BACKGROUND: Transient tachypnea of the newborn (TTN) is a self- limited increase in the work of breathing in near- and full-term infants; it is attributed to a delay in the clearance of alveolar fluids. Prophylactic antibiotics are usually administered until blood cultures are reported negative for 48 hours.

OBJECTIVES: To prospectively compare outcomes of infants presented with classic TTN who were treated with or denied from intravenous antibiotics.

METHODS: A prospective cohort study was conducted on all infants admitted with classic TTN. Pre-set diagnostic criteria for classic TTN were applied in order to exclude other cases presenting with respiratory distress. Infants with classic TTN were stratified into two groups based on whether they received or did not receive antibiotics. The decision to administer antibiotics solely depended upon the style of the covering physician at the time of admission to the NICU. The following investigations were obtained from infants of both groups: blood culture, C-reactive protein, complete blood count, blood gas profile and chest X-ray.

RESULTS: A total of 15146 full-term infants were delivered during the study period; of them 923 were admitted to the NICU. Classic TTN was diagnosed in 168 infants; of them 106 (63%) received and 62 (37%) did not receive antibiotics.
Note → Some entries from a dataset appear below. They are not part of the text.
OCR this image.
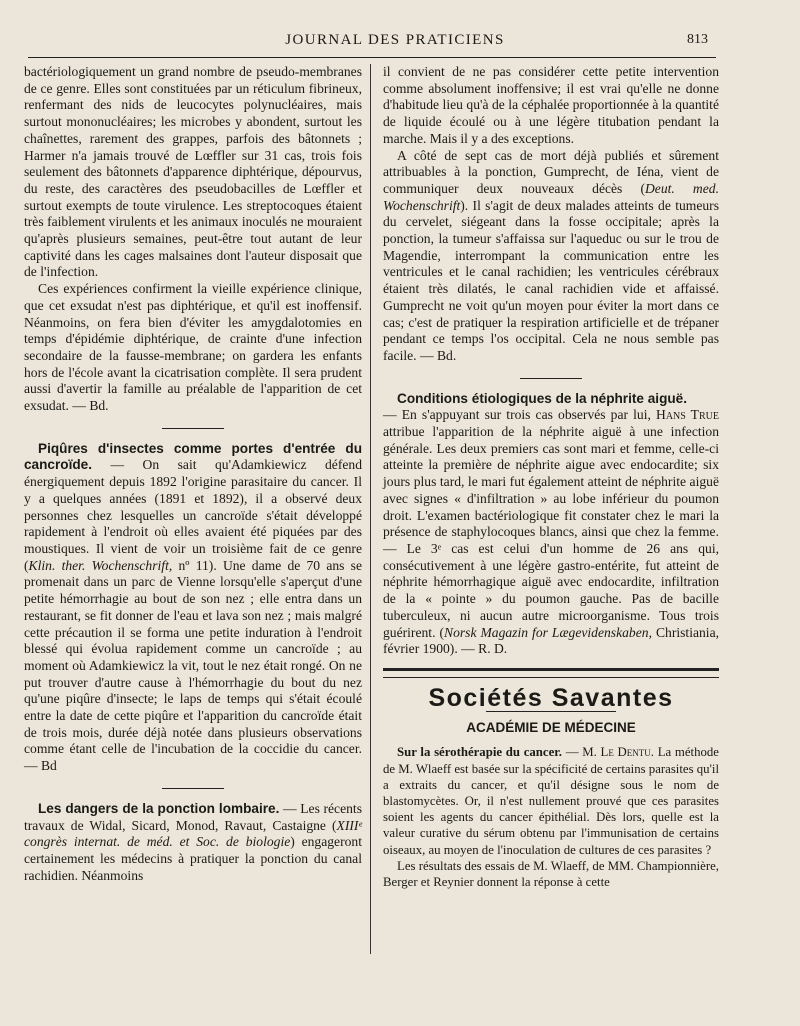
JOURNAL DES PRATICIENS	813

bactériologiquement un grand nombre de pseudo-membranes de ce genre. Elles sont constituées par un réticulum fibrineux, renfermant des nids de leucocytes polynucléaires, mais surtout mononucléaires; les microbes y abondent, surtout les chaînettes, rarement des grappes, parfois des bâtonnets ; Harmer n'a jamais trouvé de Lœffler sur 31 cas, trois fois seulement des bâtonnets d'apparence diphtérique, dépourvus, du reste, des caractères des pseudobacilles de Lœffler et surtout exempts de toute virulence. Les streptocoques étaient très faiblement virulents et les animaux inoculés ne mouraient qu'après plusieurs semaines, peut-être tout autant de leur captivité dans les cages malsaines dont l'auteur disposait que de l'infection.

Ces expériences confirment la vieille expérience clinique, que cet exsudat n'est pas diphtérique, et qu'il est inoffensif. Néanmoins, on fera bien d'éviter les amygdalotomies en temps d'épidémie diphtérique, de crainte d'une infection secondaire de la fausse-membrane; on gardera les enfants hors de l'école avant la cicatrisation complète. Il sera prudent aussi d'avertir la famille au préalable de l'apparition de cet exsudat. — Bd.

Piqûres d'insectes comme portes d'entrée du cancroïde. — On sait qu'Adamkiewicz défend énergiquement depuis 1892 l'origine parasitaire du cancer. Il y a quelques années (1891 et 1892), il a observé deux personnes chez lesquelles un cancroïde s'était développé rapidement à l'endroit où elles avaient été piquées par des moustiques. Il vient de voir un troisième fait de ce genre (Klin. ther. Wochenschrift, nº 11). Une dame de 70 ans se promenait dans un parc de Vienne lorsqu'elle s'aperçut d'une petite hémorrhagie au bout de son nez ; elle entra dans un restaurant, se fit donner de l'eau et lava son nez ; mais malgré cette précaution il se forma une petite induration à l'endroit blessé qui évolua rapidement comme un cancroïde ; au moment où Adamkiewicz la vit, tout le nez était rongé. On ne put trouver d'autre cause à l'hémorrhagie du bout du nez qu'une piqûre d'insecte; le laps de temps qui s'était écoulé entre la date de cette piqûre et l'apparition du cancroïde était de trois mois, durée déjà notée dans plusieurs observations comme étant celle de l'incubation de la coccidie du cancer. — Bd

Les dangers de la ponction lombaire. — Les récents travaux de Widal, Sicard, Monod, Ravaut, Castaigne (XIIIᵉ congrès internat. de méd. et Soc. de biologie) engageront certainement les médecins à pratiquer la ponction du canal rachidien. Néanmoins

il convient de ne pas considérer cette petite intervention comme absolument inoffensive; il est vrai qu'elle ne donne d'habitude lieu qu'à de la céphalée proportionnée à la quantité de liquide écoulé ou à une légère titubation pendant la marche. Mais il y a des exceptions.

A côté de sept cas de mort déjà publiés et sûrement attribuables à la ponction, Gumprecht, de Iéna, vient de communiquer deux nouveaux décès (Deut. med. Wochenschrift). Il s'agit de deux malades atteints de tumeurs du cervelet, siégeant dans la fosse occipitale; après la ponction, la tumeur s'affaissa sur l'aqueduc ou sur le trou de Magendie, interrompant la communication entre les ventricules et le canal rachidien; les ventricules cérébraux étaient très dilatés, le canal rachidien vide et affaissé. Gumprecht ne voit qu'un moyen pour éviter la mort dans ce cas; c'est de pratiquer la respiration artificielle et de trépaner pendant ce temps l'os occipital. Cela ne nous semble pas facile. — Bd.

Conditions étiologiques de la néphrite aiguë.
— En s'appuyant sur trois cas observés par lui, Hans True attribue l'apparition de la néphrite aiguë à une infection générale. Les deux premiers cas sont mari et femme, celle-ci atteinte la première de néphrite aigue avec endocardite; six jours plus tard, le mari fut également atteint de néphrite aiguë avec signes « d'infiltration » au lobe inférieur du poumon droit. L'examen bactériologique fit constater chez le mari la présence de staphylocoques blancs, ainsi que chez la femme. — Le 3ᵉ cas est celui d'un homme de 26 ans qui, consécutivement à une légère gastro-entérite, fut atteint de néphrite hémorrhagique aiguë avec endocardite, infiltration de la « pointe » du poumon gauche. Pas de bacille tuberculeux, ni aucun autre microorganisme. Tous trois guérirent. (Norsk Magazin for Lægevidenskaben, Christiania, février 1900). — R. D.

Sociétés Savantes
ACADÉMIE DE MÉDECINE

Sur la sérothérapie du cancer. — M. Le Dentu. La méthode de M. Wlaeff est basée sur la spécificité de certains parasites qu'il a extraits du cancer, et qu'il désigne sous le nom de blastomycètes. Or, il n'est nullement prouvé que ces parasites soient les agents du cancer épithélial. Dès lors, quelle est la valeur curative du sérum obtenu par l'immunisation de certains oiseaux, au moyen de l'inoculation de cultures de ces parasites ?

Les résultats des essais de M. Wlaeff, de MM. Championnière, Berger et Reynier donnent la réponse à cette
Two infants in the treated group and an infant in the non-treated group had microbiologically confirmed bacteremia. Infants in the treatment group stayed longer in the hospital (72 ± 6 vs. 48 ± 3 hrs). No recorded cases required readmission in either group.

CONCLUSIONS: With the application of strict criteria for classic TTN and the close observation in the NICU, the empiric use of antibiotics may be avoidable. Randomized controlled trials are needed to confirm the feasibility and safety of such approach.